Offenbar nutzte die US-Regierung die Streichung Sudans von einer Terrorliste als Mittel, um das Land zu einer Anerkennung Israels zu bewegen. Trump informierte den Kongress darüber, dass das ostafrikanische Land von der Liste der Terrorismus-Unterstützerstaaten genommen werden soll, wie das Weiße Haus am Freitag mitteilte. Das ist ein formal notwendiger Schritt.

Die sudanesische Übergangsregierung habe rund 285 Millionen Euro zur Entschädigung von Überlebenden und Angehörigen der Opfer von Terroranschlägen bereitgestellt, erklärte das Weiße Haus. Der Schritt ermögliche "eine neue Zukunft der Zusammenarbeit und Unterstützung des laufenden und historischen demokratischen Übergangs" im Sudan.

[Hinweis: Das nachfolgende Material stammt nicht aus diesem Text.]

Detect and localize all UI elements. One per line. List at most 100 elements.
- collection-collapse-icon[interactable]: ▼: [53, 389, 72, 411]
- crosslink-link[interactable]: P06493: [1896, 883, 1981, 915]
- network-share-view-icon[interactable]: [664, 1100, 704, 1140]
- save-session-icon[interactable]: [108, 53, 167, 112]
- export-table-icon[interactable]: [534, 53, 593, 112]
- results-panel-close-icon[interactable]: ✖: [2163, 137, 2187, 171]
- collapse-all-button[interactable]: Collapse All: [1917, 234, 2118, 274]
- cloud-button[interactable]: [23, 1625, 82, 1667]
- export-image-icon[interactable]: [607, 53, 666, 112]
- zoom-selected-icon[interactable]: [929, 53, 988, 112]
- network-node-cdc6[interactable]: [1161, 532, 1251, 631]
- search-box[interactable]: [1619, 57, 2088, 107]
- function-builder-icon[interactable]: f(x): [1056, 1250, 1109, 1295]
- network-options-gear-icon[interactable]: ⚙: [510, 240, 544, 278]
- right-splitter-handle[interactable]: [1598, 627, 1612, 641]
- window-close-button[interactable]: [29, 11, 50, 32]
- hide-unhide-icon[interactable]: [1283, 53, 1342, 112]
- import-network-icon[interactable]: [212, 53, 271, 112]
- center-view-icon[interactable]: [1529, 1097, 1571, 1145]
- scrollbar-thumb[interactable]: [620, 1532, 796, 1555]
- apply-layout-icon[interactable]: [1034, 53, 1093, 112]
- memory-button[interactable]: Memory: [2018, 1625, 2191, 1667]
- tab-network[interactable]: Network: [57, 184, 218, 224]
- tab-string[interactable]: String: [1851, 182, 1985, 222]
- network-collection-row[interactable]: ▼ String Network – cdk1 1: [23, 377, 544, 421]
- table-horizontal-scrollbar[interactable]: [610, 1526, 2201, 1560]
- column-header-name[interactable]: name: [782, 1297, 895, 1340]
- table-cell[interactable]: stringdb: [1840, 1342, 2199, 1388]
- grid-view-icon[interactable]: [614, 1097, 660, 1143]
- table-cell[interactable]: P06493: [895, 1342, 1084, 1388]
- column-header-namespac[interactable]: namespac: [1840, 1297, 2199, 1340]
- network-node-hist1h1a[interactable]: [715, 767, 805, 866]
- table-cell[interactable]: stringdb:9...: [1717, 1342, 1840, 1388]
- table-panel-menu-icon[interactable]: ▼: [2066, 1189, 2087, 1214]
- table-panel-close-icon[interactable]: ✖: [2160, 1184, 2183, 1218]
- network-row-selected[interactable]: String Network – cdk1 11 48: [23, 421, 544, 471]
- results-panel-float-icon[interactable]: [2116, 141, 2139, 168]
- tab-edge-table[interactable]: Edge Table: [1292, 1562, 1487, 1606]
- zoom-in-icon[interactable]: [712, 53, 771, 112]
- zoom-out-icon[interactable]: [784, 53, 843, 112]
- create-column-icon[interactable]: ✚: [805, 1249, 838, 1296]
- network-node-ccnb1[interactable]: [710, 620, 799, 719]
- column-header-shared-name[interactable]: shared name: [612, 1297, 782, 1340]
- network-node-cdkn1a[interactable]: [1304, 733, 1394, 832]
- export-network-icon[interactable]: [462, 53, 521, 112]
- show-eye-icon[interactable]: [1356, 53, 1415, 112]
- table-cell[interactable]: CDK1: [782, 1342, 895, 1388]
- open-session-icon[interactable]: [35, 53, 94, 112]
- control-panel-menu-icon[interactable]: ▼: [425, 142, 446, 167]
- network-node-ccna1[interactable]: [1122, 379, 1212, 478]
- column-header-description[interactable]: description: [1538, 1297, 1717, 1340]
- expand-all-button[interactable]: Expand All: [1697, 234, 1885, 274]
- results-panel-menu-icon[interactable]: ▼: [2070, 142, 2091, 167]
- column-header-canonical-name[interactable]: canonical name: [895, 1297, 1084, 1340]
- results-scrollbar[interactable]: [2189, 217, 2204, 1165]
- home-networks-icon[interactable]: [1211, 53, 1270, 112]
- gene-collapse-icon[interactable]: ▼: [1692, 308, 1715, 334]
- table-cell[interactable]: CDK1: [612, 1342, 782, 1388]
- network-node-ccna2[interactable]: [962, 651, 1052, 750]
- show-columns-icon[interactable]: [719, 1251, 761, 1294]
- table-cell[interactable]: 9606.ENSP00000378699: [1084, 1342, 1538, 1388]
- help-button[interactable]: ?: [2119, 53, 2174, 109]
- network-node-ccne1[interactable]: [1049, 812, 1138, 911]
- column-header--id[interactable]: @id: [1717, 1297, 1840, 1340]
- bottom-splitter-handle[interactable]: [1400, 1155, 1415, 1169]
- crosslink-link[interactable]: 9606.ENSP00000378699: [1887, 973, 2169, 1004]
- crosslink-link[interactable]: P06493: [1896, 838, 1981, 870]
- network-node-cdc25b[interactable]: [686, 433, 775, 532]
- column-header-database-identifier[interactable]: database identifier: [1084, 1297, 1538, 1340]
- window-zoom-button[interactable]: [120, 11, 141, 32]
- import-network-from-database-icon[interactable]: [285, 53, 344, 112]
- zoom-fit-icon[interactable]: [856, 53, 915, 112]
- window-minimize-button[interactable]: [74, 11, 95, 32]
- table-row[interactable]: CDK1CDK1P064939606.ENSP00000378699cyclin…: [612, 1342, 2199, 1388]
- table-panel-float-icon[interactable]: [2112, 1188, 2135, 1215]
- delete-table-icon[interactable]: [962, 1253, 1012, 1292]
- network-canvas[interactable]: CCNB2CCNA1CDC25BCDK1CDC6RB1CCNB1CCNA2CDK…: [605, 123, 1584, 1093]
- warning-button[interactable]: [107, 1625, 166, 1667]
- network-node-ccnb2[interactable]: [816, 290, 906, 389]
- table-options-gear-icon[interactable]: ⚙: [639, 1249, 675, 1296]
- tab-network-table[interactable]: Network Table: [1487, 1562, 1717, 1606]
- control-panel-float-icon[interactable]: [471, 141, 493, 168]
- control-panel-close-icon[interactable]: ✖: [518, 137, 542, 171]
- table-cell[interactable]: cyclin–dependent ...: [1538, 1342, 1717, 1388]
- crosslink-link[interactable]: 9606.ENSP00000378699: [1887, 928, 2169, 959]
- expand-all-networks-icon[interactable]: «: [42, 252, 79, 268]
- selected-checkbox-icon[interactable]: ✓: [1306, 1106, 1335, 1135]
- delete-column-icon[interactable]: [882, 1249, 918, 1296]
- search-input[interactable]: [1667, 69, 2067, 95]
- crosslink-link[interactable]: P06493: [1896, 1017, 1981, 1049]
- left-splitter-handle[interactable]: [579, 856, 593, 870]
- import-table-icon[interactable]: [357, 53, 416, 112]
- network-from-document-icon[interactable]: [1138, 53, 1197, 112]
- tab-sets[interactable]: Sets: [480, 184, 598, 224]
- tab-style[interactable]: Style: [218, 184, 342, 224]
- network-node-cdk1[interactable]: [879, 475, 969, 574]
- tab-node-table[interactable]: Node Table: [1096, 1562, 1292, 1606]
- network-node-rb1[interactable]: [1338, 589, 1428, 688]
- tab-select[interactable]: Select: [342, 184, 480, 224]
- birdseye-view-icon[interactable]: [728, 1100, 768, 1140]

Während der fast 30-jährigen Herrschaft des sudanesischen Machthabers Omar al-Baschir waren die Beziehungen zu den USA höchst angespannt. Der Sudan hatte unter anderem Al-Kaida-Gründer Osama bin Laden aufgenommen. Al-Baschir wurde im April 2019 nach monatelangen Massenprotesten von der Armee gestürzt. Zivile Vertreter in Sudans Übergangsregierung lehnen eine Einigung mit Israel auch weiterhin ab.

Diplomatische Beziehungen ermöglichen Rüstungsgeschäfte

Viele der jüngsten diplomatischen Entwicklungen zwischen Israel und verschiedenen arabischen Staaten waren getrieben von sicherheitspolitischen Interessen wie Waffengeschäften und der Stärkung einer Allianz gegen den Iran.

Kurz nach Bekanntwerden der Einigung vom Freitag gaben Israels Regierungschef Netanjahu und sein Verteidigungsminister Benny Gantz ihre Zustimmung für ein Waffengeschäft zwischen den USA und den Vereinigten Arabischen Emiraten bekannt. Israel hatte sich zuvor gegen den Verkauf von F-35-Kampfflugzeugen an arabische US-Verbündete gestemmt.

Darüber hinaus gibt es aber auch vermehrt zivile Kooperationen wie die Aufnahme direkter Flugverbindungen zwischen Israel und seinen Nachbarstaaten.